Daha önce hiç görülmedi: Yeni tiranozor keşfi T. rex evrimindeki boşluğu doldurabilir
Paleontologlar, daha önce hiç görülmemiş bir tiranozorun fosillerini keşfetti. Kalıntıların, dinozor türü Tyrannosaurus rex’in doğrudan atasına ait olduğu düşünülüyor.
DUVAR- Paleontologlar, yeni bir tiranozor türüne ait kalıntıları ortaya çıkardı. Daha önce hiç görülmemiş ve T. rex’in evrim tarihinde önemli bir boşluğu doldurabilecek tiranozor türünün, T. rex’in evrimsel soyu hakkındaki tartışmayı çözmeye yardımcı olabileceği düşünülüyor.
Arkeofili'nin Live Science'tan aktardığına göre, Daspletosaurus wilsoni adlı tiranozor yaklaşık 76,5 milyon yıl öncesine, Kretase dönemine (145 milyon ila 66 milyon yıl önce) tarihlenen, fosilleşmiş bir kafatasının parçaları ile bir kaburga ve ayak parmağı kemiği dahil olmak üzere iskelet parçalarından tanımlandı.
Fosiller, Kuzey Dakota’daki Badlands Dinozor Müzesi’nden paleontologlar tarafından 2017 ile 2021 yılları arasında bulundu.

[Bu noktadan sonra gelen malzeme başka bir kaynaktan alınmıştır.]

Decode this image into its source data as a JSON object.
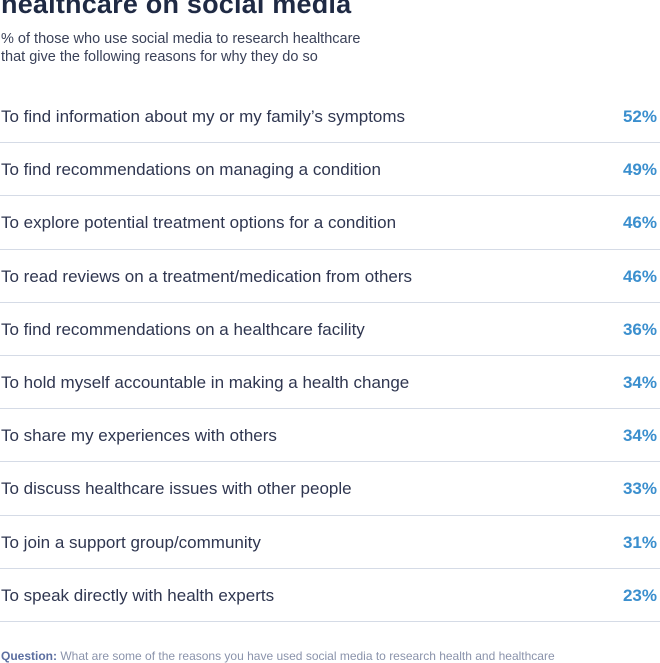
{
  "chart_data": {
    "type": "table",
    "title": "healthcare on social media",
    "subtitle_lines": [
      "% of those who use social media to research healthcare",
      "that give the following reasons for why they do so"
    ],
    "accent_color": "#3b8fce",
    "rows": [
      {
        "label": "To find information about my or my family’s symptoms",
        "value": "52%"
      },
      {
        "label": "To find recommendations on managing a condition",
        "value": "49%"
      },
      {
        "label": "To explore potential treatment options for a condition",
        "value": "46%"
      },
      {
        "label": "To read reviews on a treatment/medication from others",
        "value": "46%"
      },
      {
        "label": "To find recommendations on a healthcare facility",
        "value": "36%"
      },
      {
        "label": "To hold myself accountable in making a health change",
        "value": "34%"
      },
      {
        "label": "To share my experiences with others",
        "value": "34%"
      },
      {
        "label": "To discuss healthcare issues with other people",
        "value": "33%"
      },
      {
        "label": "To join a support group/community",
        "value": "31%"
      },
      {
        "label": "To speak directly with health experts",
        "value": "23%"
      }
    ],
    "footnote": {
      "label": "Question:",
      "text": "What are some of the reasons you have used social media to research health and healthcare"
    }
  }
}
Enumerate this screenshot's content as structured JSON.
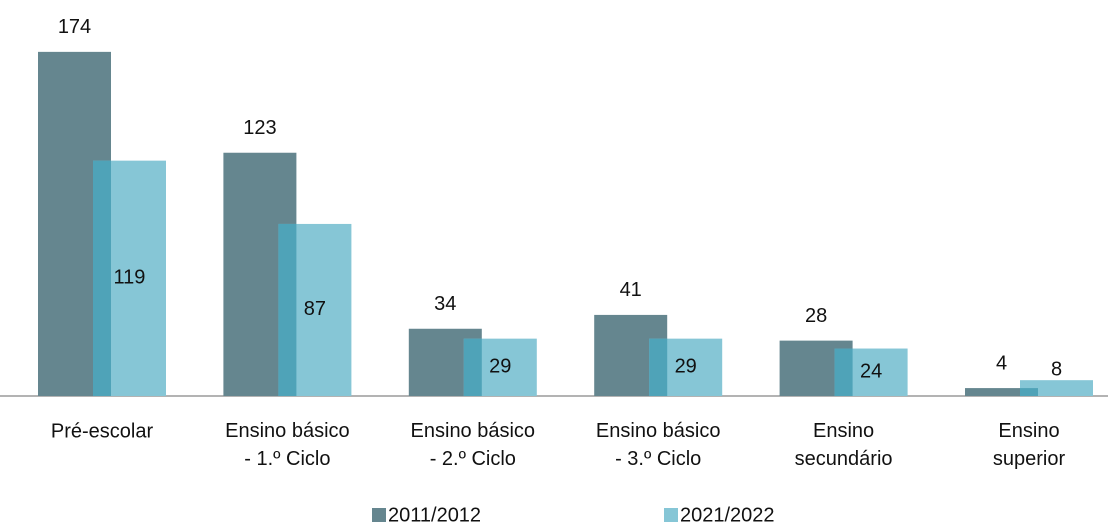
{
  "chart_data": {
    "type": "bar",
    "categories": [
      "Pré-escolar",
      "Ensino básico\n- 1.º Ciclo",
      "Ensino básico\n- 2.º Ciclo",
      "Ensino básico\n- 3.º Ciclo",
      "Ensino\nsecundário",
      "Ensino\nsuperior"
    ],
    "series": [
      {
        "name": "2011/2012",
        "color": "#65868f",
        "values": [
          174,
          123,
          34,
          41,
          28,
          4
        ]
      },
      {
        "name": "2021/2022",
        "color": "#86c6d6",
        "values": [
          119,
          87,
          29,
          29,
          24,
          8
        ]
      }
    ],
    "overlap_color": "#4fa3b8",
    "ylim": [
      0,
      180
    ],
    "legend": "bottom"
  }
}
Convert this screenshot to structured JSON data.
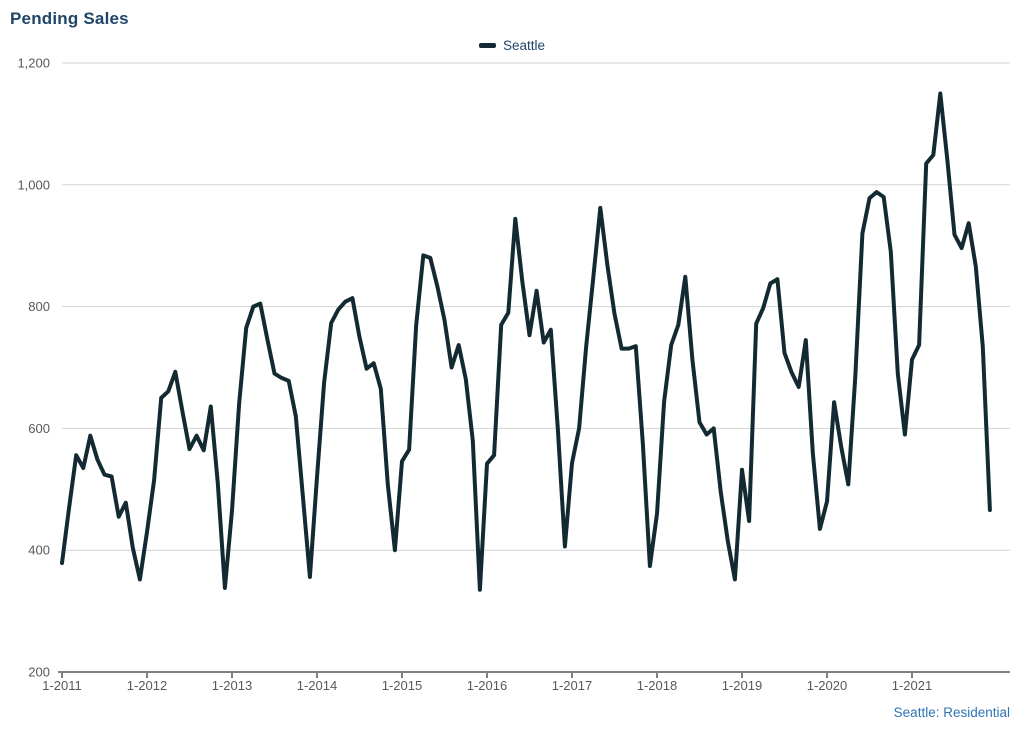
{
  "header": {
    "title": "Pending Sales"
  },
  "legend": {
    "series_label": "Seattle",
    "swatch_color": "#142A33"
  },
  "footer": {
    "source_label": "Seattle: Residential",
    "source_color": "#2E74B5"
  },
  "colors": {
    "title_text": "#1F4568",
    "line": "#142A33",
    "gridline": "#D2D2D2",
    "axis_line": "#808080",
    "tick_text": "#595959",
    "background": "#FFFFFF"
  },
  "chart_data": {
    "type": "line",
    "title": "Pending Sales",
    "xlabel": "",
    "ylabel": "",
    "ylim": [
      200,
      1200
    ],
    "grid": "horizontal",
    "legend_position": "top-center",
    "x_start": "1-2011",
    "x_end": "12-2021",
    "x_frequency": "monthly",
    "yticks": [
      {
        "label": "200",
        "value": 200
      },
      {
        "label": "400",
        "value": 400
      },
      {
        "label": "600",
        "value": 600
      },
      {
        "label": "800",
        "value": 800
      },
      {
        "label": "1,000",
        "value": 1000
      },
      {
        "label": "1,200",
        "value": 1200
      }
    ],
    "xticks": [
      {
        "label": "1-2011",
        "month_index": 0
      },
      {
        "label": "1-2012",
        "month_index": 12
      },
      {
        "label": "1-2013",
        "month_index": 24
      },
      {
        "label": "1-2014",
        "month_index": 36
      },
      {
        "label": "1-2015",
        "month_index": 48
      },
      {
        "label": "1-2016",
        "month_index": 60
      },
      {
        "label": "1-2017",
        "month_index": 72
      },
      {
        "label": "1-2018",
        "month_index": 84
      },
      {
        "label": "1-2019",
        "month_index": 96
      },
      {
        "label": "1-2020",
        "month_index": 108
      },
      {
        "label": "1-2021",
        "month_index": 120
      }
    ],
    "series": [
      {
        "name": "Seattle",
        "color": "#142A33",
        "values": [
          379,
          470,
          556,
          535,
          588,
          549,
          524,
          521,
          455,
          478,
          404,
          352,
          430,
          515,
          650,
          661,
          693,
          628,
          566,
          588,
          564,
          636,
          510,
          338,
          465,
          640,
          765,
          800,
          805,
          746,
          690,
          683,
          678,
          620,
          490,
          356,
          520,
          675,
          773,
          795,
          808,
          814,
          750,
          698,
          707,
          665,
          508,
          400,
          546,
          565,
          770,
          884,
          880,
          833,
          778,
          700,
          737,
          681,
          580,
          335,
          542,
          556,
          770,
          790,
          944,
          840,
          753,
          826,
          741,
          762,
          600,
          406,
          543,
          600,
          735,
          848,
          962,
          868,
          788,
          731,
          731,
          735,
          576,
          374,
          460,
          644,
          737,
          770,
          849,
          713,
          610,
          590,
          600,
          495,
          415,
          352,
          532,
          448,
          772,
          798,
          838,
          845,
          724,
          692,
          668,
          745,
          560,
          435,
          480,
          643,
          570,
          508,
          685,
          920,
          978,
          988,
          980,
          890,
          690,
          590,
          713,
          737,
          1035,
          1049,
          1150,
          1040,
          918,
          896,
          937,
          866,
          734,
          466
        ]
      }
    ]
  }
}
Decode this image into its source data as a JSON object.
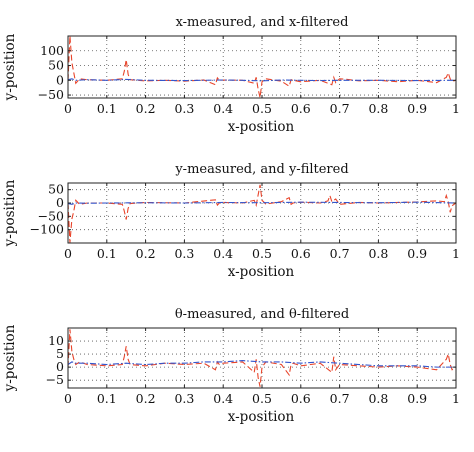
{
  "chart_data": [
    {
      "type": "line",
      "title": "x-measured, and x-filtered",
      "xlabel": "x-position",
      "ylabel": "y-position",
      "xlim": [
        0,
        1
      ],
      "ylim": [
        -60,
        150
      ],
      "xticks": [
        0,
        0.1,
        0.2,
        0.3,
        0.4,
        0.5,
        0.6,
        0.7,
        0.8,
        0.9,
        1
      ],
      "xtick_labels": [
        "0",
        "0.1",
        "0.2",
        "0.3",
        "0.4",
        "0.5",
        "0.6",
        "0.7",
        "0.8",
        "0.9",
        "1"
      ],
      "yticks": [
        -50,
        0,
        50,
        100
      ],
      "ytick_labels": [
        "−50",
        "0",
        "50",
        "100"
      ],
      "grid": true,
      "series": [
        {
          "color": "#e8452b",
          "dash": "dashed",
          "x": [
            0,
            0.005,
            0.01,
            0.015,
            0.02,
            0.03,
            0.05,
            0.1,
            0.14,
            0.145,
            0.15,
            0.155,
            0.16,
            0.2,
            0.25,
            0.3,
            0.35,
            0.38,
            0.385,
            0.39,
            0.4,
            0.45,
            0.48,
            0.485,
            0.49,
            0.495,
            0.5,
            0.51,
            0.55,
            0.57,
            0.575,
            0.58,
            0.6,
            0.65,
            0.68,
            0.685,
            0.69,
            0.7,
            0.72,
            0.75,
            0.8,
            0.85,
            0.9,
            0.95,
            0.975,
            0.98,
            0.985,
            0.99,
            1
          ],
          "y": [
            0,
            150,
            60,
            25,
            -10,
            5,
            2,
            0,
            5,
            30,
            70,
            20,
            2,
            -2,
            0,
            -3,
            1,
            -15,
            8,
            0,
            1,
            0,
            -10,
            10,
            -30,
            -58,
            -5,
            5,
            -3,
            -20,
            2,
            0,
            -5,
            0,
            -15,
            10,
            -8,
            5,
            3,
            -2,
            0,
            -5,
            0,
            -8,
            10,
            25,
            5,
            -3,
            0
          ]
        },
        {
          "color": "#3355cc",
          "dash": "dashdot",
          "x": [
            0,
            0.01,
            0.02,
            0.05,
            0.1,
            0.15,
            0.2,
            0.3,
            0.4,
            0.45,
            0.5,
            0.55,
            0.6,
            0.65,
            0.7,
            0.8,
            0.9,
            1
          ],
          "y": [
            2,
            5,
            0,
            2,
            0,
            3,
            0,
            -1,
            1,
            0,
            -2,
            1,
            0,
            -1,
            0,
            0,
            -1,
            0
          ]
        }
      ]
    },
    {
      "type": "line",
      "title": "y-measured, and y-filtered",
      "xlabel": "x-position",
      "ylabel": "y-position",
      "xlim": [
        0,
        1
      ],
      "ylim": [
        -150,
        75
      ],
      "xticks": [
        0,
        0.1,
        0.2,
        0.3,
        0.4,
        0.5,
        0.6,
        0.7,
        0.8,
        0.9,
        1
      ],
      "xtick_labels": [
        "0",
        "0.1",
        "0.2",
        "0.3",
        "0.4",
        "0.5",
        "0.6",
        "0.7",
        "0.8",
        "0.9",
        "1"
      ],
      "yticks": [
        -100,
        -50,
        0,
        50
      ],
      "ytick_labels": [
        "−100",
        "−50",
        "0",
        "50"
      ],
      "grid": true,
      "series": [
        {
          "color": "#e8452b",
          "dash": "dashed",
          "x": [
            0,
            0.005,
            0.01,
            0.015,
            0.02,
            0.03,
            0.05,
            0.1,
            0.14,
            0.145,
            0.15,
            0.155,
            0.16,
            0.2,
            0.3,
            0.38,
            0.385,
            0.39,
            0.4,
            0.45,
            0.48,
            0.485,
            0.49,
            0.495,
            0.5,
            0.51,
            0.55,
            0.57,
            0.575,
            0.58,
            0.6,
            0.65,
            0.67,
            0.675,
            0.68,
            0.69,
            0.7,
            0.75,
            0.8,
            0.9,
            0.95,
            0.97,
            0.975,
            0.98,
            0.985,
            0.99,
            1
          ],
          "y": [
            0,
            -148,
            -60,
            -30,
            10,
            -5,
            0,
            0,
            -5,
            -30,
            -62,
            -20,
            -2,
            2,
            0,
            12,
            -8,
            0,
            2,
            0,
            10,
            -8,
            30,
            68,
            10,
            -4,
            5,
            20,
            -5,
            0,
            3,
            0,
            8,
            28,
            5,
            15,
            -5,
            2,
            0,
            4,
            8,
            5,
            28,
            5,
            -35,
            -10,
            0
          ]
        },
        {
          "color": "#3355cc",
          "dash": "dashdot",
          "x": [
            0,
            0.01,
            0.02,
            0.05,
            0.1,
            0.2,
            0.3,
            0.4,
            0.5,
            0.6,
            0.7,
            0.8,
            0.9,
            1
          ],
          "y": [
            -2,
            -5,
            0,
            -1,
            0,
            1,
            0,
            2,
            1,
            3,
            2,
            1,
            3,
            0
          ]
        }
      ]
    },
    {
      "type": "line",
      "title": "θ-measured, and θ-filtered",
      "xlabel": "x-position",
      "ylabel": "y-position",
      "xlim": [
        0,
        1
      ],
      "ylim": [
        -8,
        15
      ],
      "xticks": [
        0,
        0.1,
        0.2,
        0.3,
        0.4,
        0.5,
        0.6,
        0.7,
        0.8,
        0.9,
        1
      ],
      "xtick_labels": [
        "0",
        "0.1",
        "0.2",
        "0.3",
        "0.4",
        "0.5",
        "0.6",
        "0.7",
        "0.8",
        "0.9",
        "1"
      ],
      "yticks": [
        -5,
        0,
        5,
        10
      ],
      "ytick_labels": [
        "−5",
        "0",
        "5",
        "10"
      ],
      "grid": true,
      "series": [
        {
          "color": "#e8452b",
          "dash": "dashed",
          "x": [
            0,
            0.005,
            0.01,
            0.015,
            0.02,
            0.03,
            0.05,
            0.1,
            0.14,
            0.145,
            0.15,
            0.155,
            0.16,
            0.2,
            0.25,
            0.3,
            0.35,
            0.38,
            0.385,
            0.39,
            0.4,
            0.45,
            0.48,
            0.485,
            0.49,
            0.495,
            0.5,
            0.51,
            0.55,
            0.57,
            0.575,
            0.58,
            0.6,
            0.65,
            0.68,
            0.685,
            0.69,
            0.7,
            0.75,
            0.8,
            0.85,
            0.9,
            0.95,
            0.975,
            0.98,
            0.985,
            0.99,
            1
          ],
          "y": [
            0,
            14.5,
            6,
            3,
            1,
            2,
            1,
            0.5,
            1,
            4,
            8,
            3,
            1,
            0.5,
            1.5,
            1,
            1.5,
            -1,
            2,
            1,
            1.5,
            2,
            -2,
            3,
            -4,
            -7.5,
            0,
            2,
            1,
            -3,
            1,
            1.5,
            0.5,
            1.5,
            -2,
            4,
            -1,
            1,
            0.5,
            0,
            0.5,
            0,
            -1,
            3,
            5,
            1,
            -1,
            0
          ]
        },
        {
          "color": "#3355cc",
          "dash": "dashdot",
          "x": [
            0,
            0.01,
            0.02,
            0.05,
            0.1,
            0.15,
            0.2,
            0.25,
            0.3,
            0.35,
            0.4,
            0.45,
            0.5,
            0.55,
            0.6,
            0.65,
            0.7,
            0.75,
            0.8,
            0.85,
            0.9,
            0.95,
            1
          ],
          "y": [
            1,
            2,
            1.5,
            1.5,
            1,
            1.5,
            1,
            1.5,
            1.5,
            2,
            2,
            2.5,
            2,
            2,
            1.5,
            2,
            1.5,
            1,
            0.5,
            0.5,
            0.5,
            0,
            0
          ]
        }
      ]
    }
  ]
}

Montana’nın kuzeydoğusundaki Judith Nehri Oluşumu’nda ortaya çıkarılan Daspletosaurus wilsoni’nin, Daspletosaurus torosus’un soyundan geldiği düşünülüyor. Araştırmacılar ayrıca, 77 ila 75 milyon yıl önce ortaya çıkmış olan Daspletosaurus horneri’nin de atası olduğunu düşünüyorlar.
Üç Daspletosaur türü ve Tyrannosaurus, dokuz cins içeren Tyrannosauridae familyasının içinde yer alıyor. Çalışmanın ortak yazarları Elías Warshaw ve Denver Fowler, “Pek çok araştırmacı, tiranosauridlerin evrimleşen tek bir soyu mu, yoksa birbirinden türemeyen, yakından ilişkili birkaç türü mü temsil ettiği konusunda hemfikir değiller” dedi. Ancak Daspletosaurus wilsoni’nin keşfi, üç daspletosaur’un birbirinden “evrimsel kuzenler” gibi dallara ayrılmak yerine, tek bir evrimsel soyda birbiri ardına geldiğini öne sürüyor. Araştırmacılar, “Bu nedenle Daspletosaurus wilsoni, daha eski ve daha yeni tiranozor türleri arasında bir ‘kayıp halka’ idi” ifadelerini kullandı.
Ekip, bu türlerin birbiri ardına evrimleşmiş olabileceği göz önüne alındığında T. rex de dahil olmak üzere diğer tiranozorların da benzer bir doğrusal tarzda ortaya çıkmış olabileceğini öne sürdü. Araştırmacılar bu fikri desteklemek için yeni bir çalışma planladıklarını da belirtti.